Aber auch dann, wenn § 46 Abs. 1 DO Graz zur Ermessensübung ermächtigen sollte, läge es grundsätzlich nicht im Sinne des Gesetzes, einem Beamten, dem auf Grund seines Zustandes auf Dauer die Fähigkeit mangelt, die üblichen (normalen) Aufgaben seines Dienstes ohne Verschlechterung seines Gesundheitszustandes oder ohne Hinnahme einer objektiv unzumutbaren Unbill (z.B. dauernde Schmerzen) wahrzunehmen, im Dienststand zu belassen. Außergewöhnliche Umstände, die allenfalls im Rahmen der Fürsorgepflicht des Dienstgebers ein Abweichen von diesem Grundsatz zuließen, liegen im Beschwerdefall nach Auffassung des Verwaltungsgerichtshofes nicht vor: Die Arbeitswilligkeit der Beschwerdeführerin allein reicht hiefür nicht aus. Der von der Beschwerdeführerin geltend gemachte "therapeutische Effekt" ihrer Beschäftigung wurde im Verwaltungsverfahren geprüft und ist nach dem unbedenklichen Ergänzungsgutachten Dris. L vom August 1993 auszuschließen. Die im Regelfall mit einer amtswegigen "Frühpensionierung" wegen dauernder Dienstunfähigkeit verbundenen finanziellen Auswirkungen werden durch die Zurechnungs- bzw. Bemessungsregeln des § 52 Abs. 2 Dienstordnung Graz in der Fassung LGBl. Nr. 126/1968 bei der Ruhegenußbemessung berücksichtigt.
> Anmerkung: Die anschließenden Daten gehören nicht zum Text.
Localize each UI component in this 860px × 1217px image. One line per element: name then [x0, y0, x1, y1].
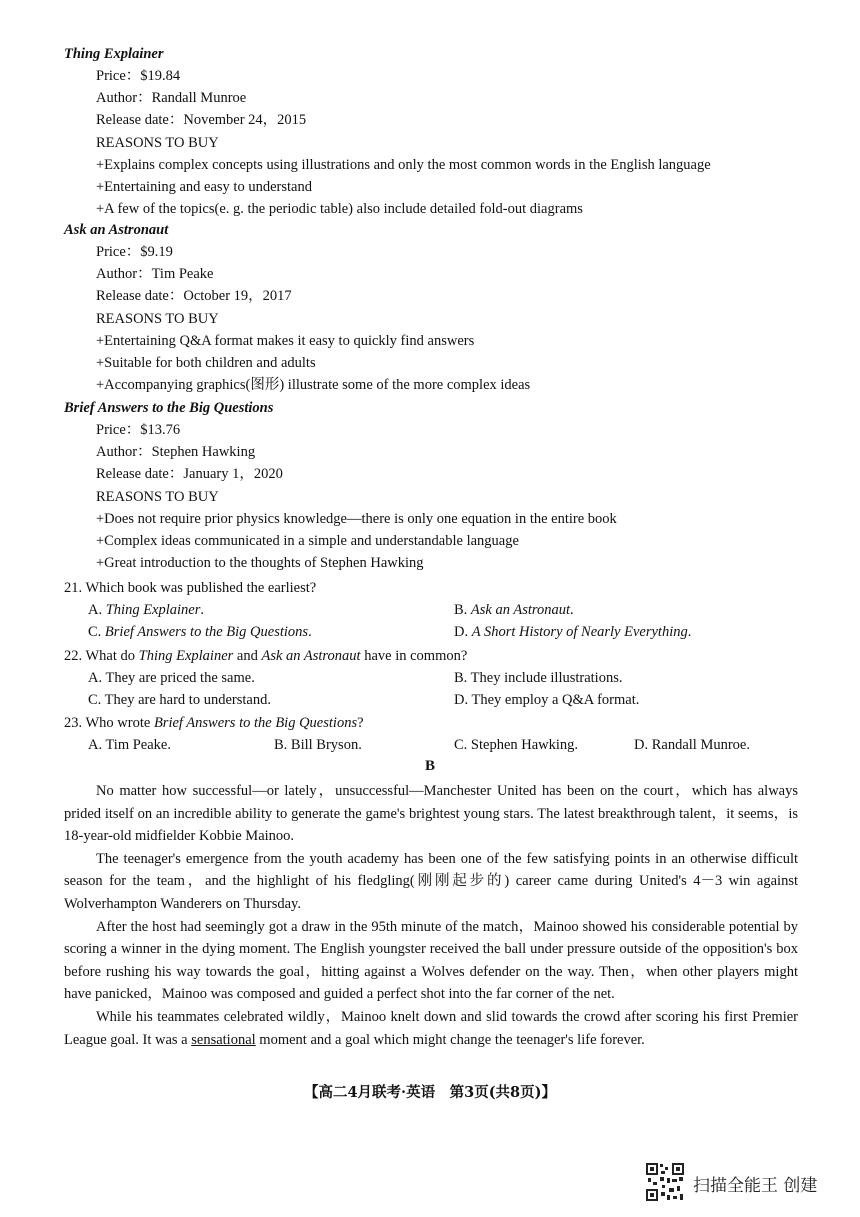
question-21	[64, 577, 804, 643]
book-entry-thing-explainer	[64, 43, 784, 220]
reason-item: +Accompanying graphics(图形) illustrate some of the more complex ideas	[96, 377, 531, 394]
reason-item: +Complex ideas communicated in a simple and understandable language	[96, 532, 519, 549]
passage-paragraph: The teenager's emergence from the youth academy has been one of the few satisfying points in an otherwise difficult season for the team，and the highlight of his fledgling(刚刚起步的) career came during United's 4－3 win against Wolverhampton Wanderers on Thursday.	[64, 850, 798, 912]
option-b[interactable]: B. They include illustrations.	[454, 670, 623, 686]
option-c[interactable]: C. Stephen Hawking.	[454, 737, 579, 753]
question-stem: 23. Who wrote Brief Answers to the Big Questions?	[64, 715, 364, 731]
scanner-watermark	[645, 1162, 845, 1202]
reason-item: +A few of the topics(e. g. the periodic table) also include detailed fold-out diagrams	[96, 201, 583, 218]
reason-item: +Suitable for both children and adults	[96, 354, 316, 371]
book-release-date: Release date：November 24，2015	[96, 112, 307, 129]
passage-paragraph: No matter how successful—or lately，unsuccessful—Manchester United has been on the court，which has always prided itself on an incredible ability to generate the game's brightest young stars. The latest breakthrough talent，it seems，is 18-year-old midfielder Kobbie Mainoo.	[64, 783, 798, 845]
passage-paragraph: After the host had seemingly got a draw in the 95th minute of the match，Mainoo showed his considerable potential by scoring a winner in the dying moment. The English youngster received the ball under pressure outside of the opposition's box before rushing his way towards the goal，hitting against a Wolves defender on the way. Then，when other players might have panicked，Mainoo was composed and guided a perfect shot into the far corner of the net.	[64, 918, 798, 1003]
option-d[interactable]: D. They employ a Q&A format.	[454, 692, 640, 708]
book-author: Author：Tim Peake	[96, 266, 214, 283]
question-22	[64, 645, 804, 711]
passage-paragraph: While his teammates celebrated wildly，Mainoo knelt down and slid towards the crowd after scoring his first Premier League goal. It was a sensational moment and a goal which might change the teenager's life forever.	[64, 1008, 798, 1048]
options-row	[64, 621, 804, 643]
page-footer: 【高二4月联考·英语 第3页(共8页)】	[303, 1084, 557, 1101]
reading-passage	[64, 780, 798, 1051]
book-entry-ask-an-astronaut	[64, 219, 784, 396]
book-release-date: Release date：January 1，2020	[96, 466, 283, 483]
option-c[interactable]: C. Brief Answers to the Big Questions.	[88, 624, 312, 640]
option-b[interactable]: B. Ask an Astronaut.	[454, 602, 574, 618]
options-row	[64, 599, 804, 621]
book-title: Brief Answers to the Big Questions	[64, 400, 274, 416]
qr-code-icon	[645, 1162, 685, 1202]
option-c[interactable]: C. They are hard to understand.	[88, 692, 271, 708]
options-row	[64, 667, 804, 689]
option-a[interactable]: A. Thing Explainer.	[88, 602, 205, 618]
reasons-heading: REASONS TO BUY	[96, 134, 219, 151]
reason-item: +Entertaining Q&A format makes it easy to quickly find answers	[96, 332, 475, 349]
option-a[interactable]: A. Tim Peake.	[88, 737, 171, 753]
book-price: Price：$13.76	[96, 422, 181, 438]
option-d[interactable]: D. Randall Munroe.	[634, 737, 750, 753]
book-entry-brief-answers	[64, 397, 784, 574]
reason-item: +Entertaining and easy to understand	[96, 178, 312, 195]
section-heading: B	[424, 758, 435, 774]
reason-item: +Explains complex concepts using illustrations and only the most common words in the English language	[96, 156, 711, 173]
book-author: Author：Stephen Hawking	[96, 444, 256, 461]
question-stem: 21. Which book was published the earliest?	[64, 580, 317, 596]
watermark-text: 扫描全能王 创建	[693, 1176, 818, 1196]
book-price: Price：$19.84	[96, 68, 181, 84]
option-a[interactable]: A. They are priced the same.	[88, 670, 255, 686]
underlined-word: sensational	[191, 1031, 256, 1048]
reason-item: +Great introduction to the thoughts of Stephen Hawking	[96, 555, 424, 572]
reasons-heading: REASONS TO BUY	[96, 488, 219, 505]
book-price: Price：$9.19	[96, 244, 173, 260]
reasons-heading: REASONS TO BUY	[96, 310, 219, 327]
option-d[interactable]: D. A Short History of Nearly Everything.	[454, 624, 692, 640]
options-row	[64, 689, 804, 711]
question-stem: 22. What do Thing Explainer and Ask an Astronaut have in common?	[64, 648, 468, 664]
reason-item: +Does not require prior physics knowledge—there is only one equation in the entire book	[96, 510, 617, 527]
book-author: Author：Randall Munroe	[96, 90, 247, 107]
book-title: Thing Explainer	[64, 46, 164, 62]
options-row	[64, 734, 804, 756]
book-release-date: Release date：October 19，2017	[96, 288, 292, 305]
question-23	[64, 712, 804, 756]
option-b[interactable]: B. Bill Bryson.	[274, 737, 362, 753]
book-title: Ask an Astronaut	[64, 222, 169, 238]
Die (trennbare) Festsetzung des Ruhegenusses hat die belangte Behörde der Entscheidung der Dienstbehörde erster Instanz vorbehalten; dies hat die Beschwerdeführerin nicht bekämpft.

Mangels Vorliegens außergewöhnlicher Umstände war es daher nicht rechtswidrig, wenn die belangte Behörde - offenkundig vom Regelfall ausgehend - in der Ruhestandsversetzung der Beschwerdeführerin wegen dauernder Dienstunfähigkeit (sofern überhaupt eine Ermessensentscheidung zu treffen ist) keine Überschreitung des Ermessensspielraumes angenommen hat.

Die Beschwerde erweist sich daher aus diesen Gründen als unbegründet und war gemäß § 42 Abs. 1 VwGG abzuweisen.

Der Kostenzuspruch gründet sich auf die §§ 47 und 48 Abs. 2 Z. 1 und 2 VwGG in Verbindung mit der Pauschalierungsverordnung des Bundeskanzlers, BGBl. Nr. 416/1994.